CMR now has a front end called Rom Manager which you can download from the Market. You can install CMR directly from the app as well as perform back-ups of your existing ROM. Cough up £3.60 for the Advanced version of Rom Manager and you can use it to search for and download ROMs direct to your handset, and check for OTA updates.
Rom Manager (left)handles your firmware - but Google Apps are separate (right)
A certain amount of trial and error may be needed to find the right ROM - I started with Cyanogen 7.0.3 but that stuck me on the boot screen. So did 7.0.2, but 7.0.0 worked a treat. If I had read the CyanogenMod Blade Wiki, I’d have noticed that you need 7.0.0 for first-gen Blades like mine. Doh.

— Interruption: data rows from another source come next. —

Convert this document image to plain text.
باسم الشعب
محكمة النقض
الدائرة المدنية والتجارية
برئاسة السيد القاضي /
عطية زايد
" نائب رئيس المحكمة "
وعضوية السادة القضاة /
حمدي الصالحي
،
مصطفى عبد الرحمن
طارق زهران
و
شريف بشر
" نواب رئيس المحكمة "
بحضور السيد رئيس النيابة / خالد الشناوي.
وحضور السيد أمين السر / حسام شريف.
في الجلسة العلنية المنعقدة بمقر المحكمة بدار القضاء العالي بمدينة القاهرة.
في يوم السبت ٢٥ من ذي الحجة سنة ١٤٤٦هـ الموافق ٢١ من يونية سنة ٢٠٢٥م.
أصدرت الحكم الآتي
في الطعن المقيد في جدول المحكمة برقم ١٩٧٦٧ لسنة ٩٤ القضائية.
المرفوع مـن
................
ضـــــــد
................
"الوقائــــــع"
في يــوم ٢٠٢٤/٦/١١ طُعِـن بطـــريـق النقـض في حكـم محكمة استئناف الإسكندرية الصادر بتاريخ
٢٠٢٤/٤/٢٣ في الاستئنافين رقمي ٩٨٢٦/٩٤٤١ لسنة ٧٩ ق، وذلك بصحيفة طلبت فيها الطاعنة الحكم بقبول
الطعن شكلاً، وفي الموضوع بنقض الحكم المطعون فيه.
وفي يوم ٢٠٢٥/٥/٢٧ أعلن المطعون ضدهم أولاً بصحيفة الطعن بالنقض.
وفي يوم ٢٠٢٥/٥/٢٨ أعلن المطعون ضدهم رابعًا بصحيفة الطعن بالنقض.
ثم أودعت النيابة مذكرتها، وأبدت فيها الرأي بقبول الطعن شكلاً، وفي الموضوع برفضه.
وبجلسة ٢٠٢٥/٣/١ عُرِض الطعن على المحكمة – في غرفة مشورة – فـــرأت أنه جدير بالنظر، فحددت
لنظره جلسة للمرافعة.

Again, because I’m a boob and didn’t read the instructions properly, I ended up with no Google apps. What you need to do is have them on your SD card in a separate Zip and then install that Zip using CMR. The first time I tried this the Zip wouldn’t install. So I downloaded the same Zip again and it worked. Go figure.
So, what can you expect once you’ve got CM7 up and running on your phone? Don’t expect any massive increase in speed because, frankly, there isn’t much in it. Yes, CM7 felt a little faster in the UI but the handset didn’t suddenly become a Galaxy S.
You should also see an increase in system storage. Out of the box, the Orange install showed 160MB free. CM7 gave me 195MB thanks to the removal of some Orange stuff and only installing the Google apps I wanted. Don’t expect Flash support - the San Fran’s chip is ARMv6 so Flash is out of the question no matter what you do to the operating system.
Tweak your phone's DSP and Wi-Fi radio
What you will get is some useful additional functionality over and above that of a stock Android ROM. My favourite is the lock screen gestures feature, which lets you assign a function - launching your e-mail client, say - to a specific pattern traced onto the lock screen. To keep your gestures secret you can remove the tell-tale yellow trace line.